The New Holy Wars Wins Eric Hoffer Book Award Grand Prize

OAKLAND, Calif., May 14, 2010—The U.S. Review of Books has announced that The New Holy Wars: Economic Religion vs. Environmental Religion in Contemporary America (January 15, 2010 / Pennsylvania State University Press with the Independent Institute) by Independent Institute Senior Fellow Robert H. Nelson has been chosen as the 2010 recipient of the Grand Prize in the Eric Hoffer Book Awards program.

The Eric Hoffer Awards were created in 2001 “to honor freethinking writers and independent books of exceptional merit.” The Grand Prize is the highest award granted among the twenty-two categories of the Eric Hoffer Awards program. This prestigious recognition marks yet another outstanding chapter in the Independent Institute’s history of public policy research and publishing dedicated to boldly advancing peaceful, prosperous, and free societies.

The New Holy Wars has also been selected as the winner of the Silver Medal in the Finance, Investment, and Economics category of the 2010 “IPPY” Awards, sponsored by IndependentPublishing.com and The Jenkins Groups, recognizing it as one of the best independently published books of the year.

In his book, Nelson, Professor of Environmental Policy at the University of Maryland, argues that the deepest religious conflicts in the American public arena today are crusades fought between two secular religions: economics and environmentalism. Economic religion exerted greater influence over public policy for most of the twentieth century, but in recent decades the clout of environmental religion has grown rapidly. Efforts to reconcile economic religion and environmental religion are doomed to fail, according to Nelson, so long as they uphold fundamentally opposing values.

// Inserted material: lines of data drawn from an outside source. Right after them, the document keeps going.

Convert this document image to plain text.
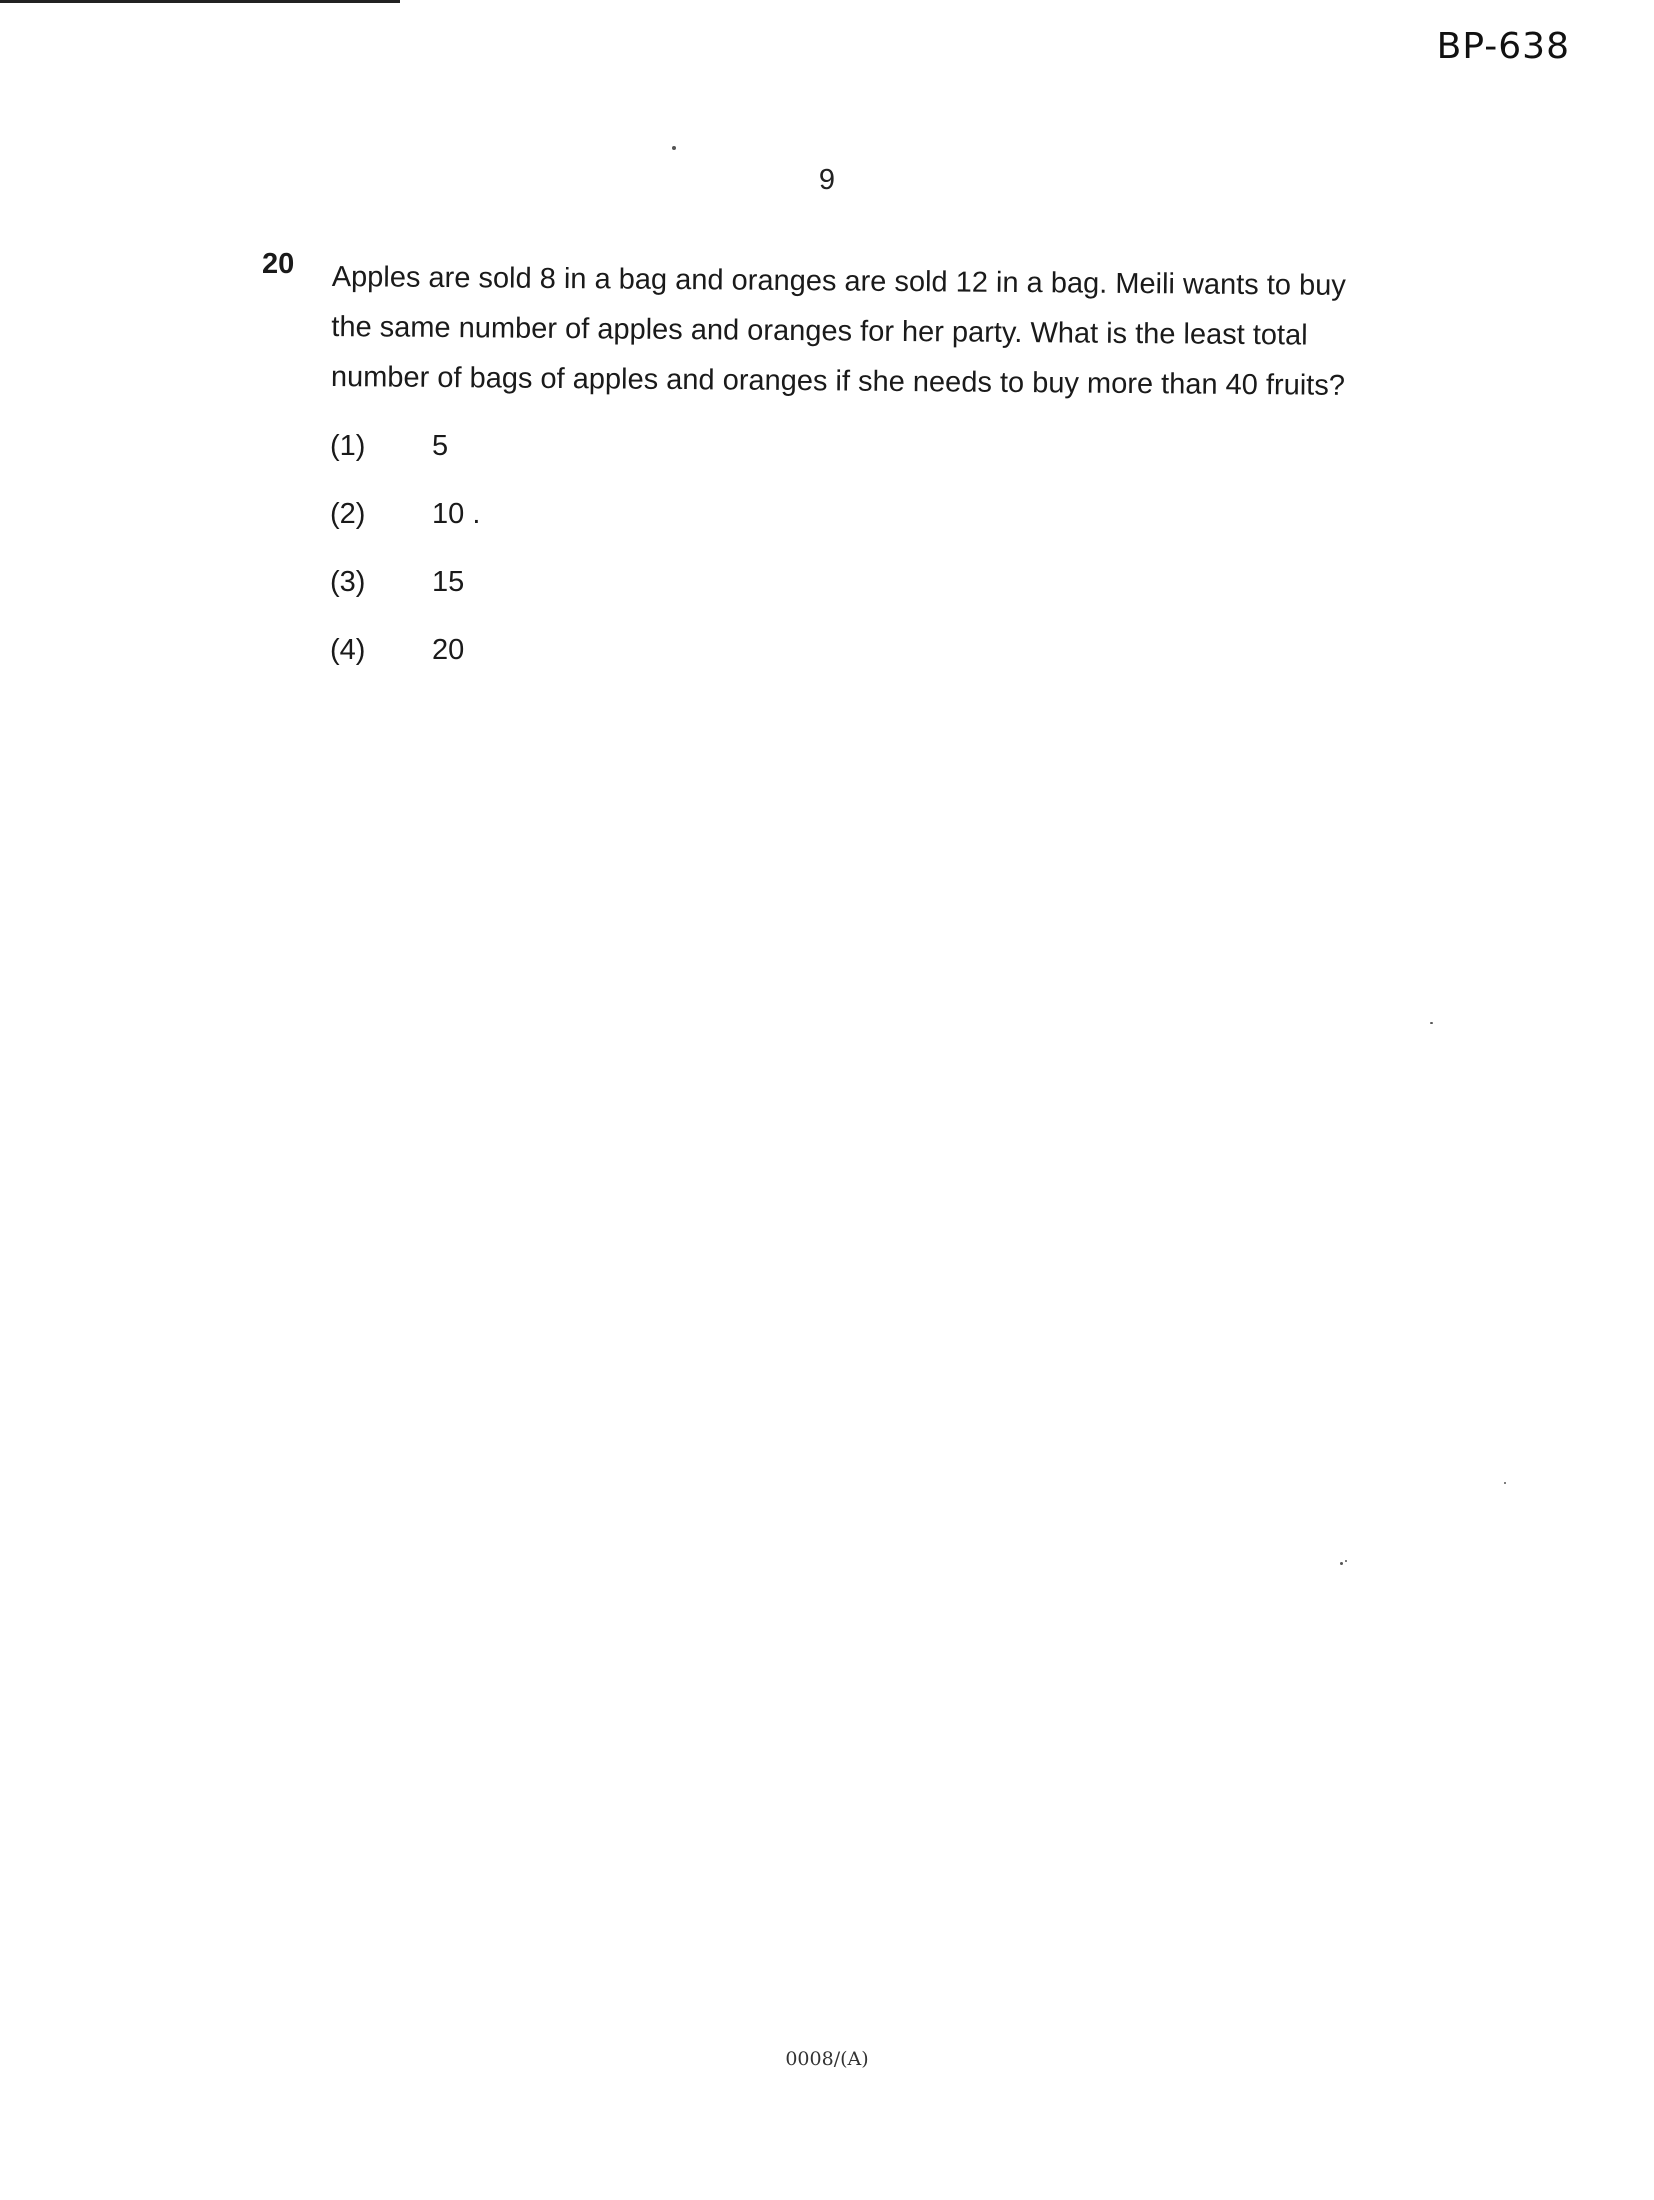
BP-638
9
20 Apples are sold 8 in a bag and oranges are sold 12 in a bag. Meili wants to buy the same number of apples and oranges for her party. What is the least total number of bags of apples and oranges if she needs to buy more than 40 fruits?
(1)	5
(2)	10 .
(3)	15
(4)	20
0008/(A)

Meanwhile, Nelson finds that these secular religions are playing an increasingly significant role in shaping the events of the world, but because leading public intellectuals are often uncomfortable with religious subjects, they fail to grasp the driving forces behind many important political decisions of our time. The New Holy Wars makes a vital effort to correct this insufficiency by combating fanaticism and ignorance with a sound, factual analysis of modern America’s key cultural paradigms.